The fact it was July and the year had set numerous temperatures records was not a concern to her or the 50 others who accompanied her on the journey.
When they got to the border, they split up so as not to draw too much attention.
There were 26 in Dora's group when they crossed the border at night.
“Some of them were wearing their dresses, their gowns, high heels walking in this desert,” she said. “We didn’t know.”
They were given a gallon of water each for what they were told was a short trip where they would be picked up by a helicopter and flown to Los Angeles to be reunited with family.
But the two Mexican coyotes who were guiding them into America got lost and later abandoned them.
What they didn’t know is they were just a mile West of Highway 85 and safety.
That’s when it became apparent the kind of heat they walked into, a heat they’d never felt before, would prove to be fatal to 13 in the group.
The water they were given lasted only about two hours.
They were walking single file over rocks, into washes and some walked into cholla cactus.
They had never seen cholla before, it was dark and they began walking into them.
They began to scream when the sharp needles of the barbed cactus spines pierced their skin.
Some grabbed the spines to rip them away only to find they penetrated deep into the skin.
Blood seeped through their clothing.
“Those things were one of your worst enemies,” she said. “I was so traumatized by these things for years and years.”
By the second day, everyone had run out of water.
“They were fainting, crying, the older ones,” she said.
They began to drink their own urine.
While she was asleep, they agreed to pee in a gallon jug “and that we could drink that to survive.”
Her uncle, traveling with her, tried to get her to drink.
“He said drink orange juice and I did,” she said. “I got to the first sip and I spit it our because it was not orange juice, it was urine.”
“We were screaming for help during the daylight, but no one could hear us,” she said.
They peeled off clothing and tried to find shade.
Things only got worse for the group, and Rodriguez.
Thirteen people died at the spot where they chose to rest.
Small plywood mark the spot in the National Park. There are three pink plastic roses there too. One each for the three sisters -- 12, 14 and 16 years old -- who died those many years ago.
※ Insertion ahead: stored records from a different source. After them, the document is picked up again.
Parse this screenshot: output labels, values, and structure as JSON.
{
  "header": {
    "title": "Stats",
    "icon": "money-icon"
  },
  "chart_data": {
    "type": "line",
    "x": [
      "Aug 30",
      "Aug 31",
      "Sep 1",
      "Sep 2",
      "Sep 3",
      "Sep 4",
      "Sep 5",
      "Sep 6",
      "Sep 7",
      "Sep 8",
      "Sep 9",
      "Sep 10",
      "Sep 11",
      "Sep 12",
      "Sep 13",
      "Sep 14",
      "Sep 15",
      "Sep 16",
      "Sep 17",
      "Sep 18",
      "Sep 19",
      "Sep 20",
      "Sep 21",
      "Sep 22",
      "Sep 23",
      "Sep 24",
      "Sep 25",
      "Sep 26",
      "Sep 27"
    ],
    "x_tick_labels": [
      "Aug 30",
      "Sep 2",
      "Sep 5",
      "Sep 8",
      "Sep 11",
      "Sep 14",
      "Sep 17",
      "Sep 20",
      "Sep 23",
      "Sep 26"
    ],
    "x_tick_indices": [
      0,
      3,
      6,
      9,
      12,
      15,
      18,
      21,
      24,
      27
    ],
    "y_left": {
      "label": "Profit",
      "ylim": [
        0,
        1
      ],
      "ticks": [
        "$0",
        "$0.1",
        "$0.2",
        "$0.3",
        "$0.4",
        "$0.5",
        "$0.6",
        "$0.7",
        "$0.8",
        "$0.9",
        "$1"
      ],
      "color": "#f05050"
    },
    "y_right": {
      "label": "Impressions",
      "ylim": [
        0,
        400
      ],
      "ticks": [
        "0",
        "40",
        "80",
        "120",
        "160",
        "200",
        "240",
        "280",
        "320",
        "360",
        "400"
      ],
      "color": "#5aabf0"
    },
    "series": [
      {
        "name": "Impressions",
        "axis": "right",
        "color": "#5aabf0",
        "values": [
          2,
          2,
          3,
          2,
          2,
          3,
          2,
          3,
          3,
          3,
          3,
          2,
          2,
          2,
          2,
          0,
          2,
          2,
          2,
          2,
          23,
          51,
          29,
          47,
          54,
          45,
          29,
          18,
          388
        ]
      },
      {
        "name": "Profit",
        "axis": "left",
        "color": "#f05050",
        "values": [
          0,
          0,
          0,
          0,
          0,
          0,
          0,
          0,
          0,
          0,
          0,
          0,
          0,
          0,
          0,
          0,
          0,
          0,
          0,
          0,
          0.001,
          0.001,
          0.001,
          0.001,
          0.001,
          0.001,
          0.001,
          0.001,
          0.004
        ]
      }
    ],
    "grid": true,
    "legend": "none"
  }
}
Rodriquez was eventually rescued by agents with border patrol.
“I woke up to the sound of helicopters and horses,” she said. “I remember waking up to the face of Border Patrol. I will remember him forever. He said ‘Don’t fall asleep, stay with me, stay with me.’”
Rodriquez said her heart hurts, because she knows the it’s never going to stop.
People will continue to die in the deserts in an effort to come to the U.S.
Four decades later, she watches others come, in caravans. She said she feels helpless.
“It’s very humbling to me because why would I tell them not to try,” she said. “I have no right to tell them not too.”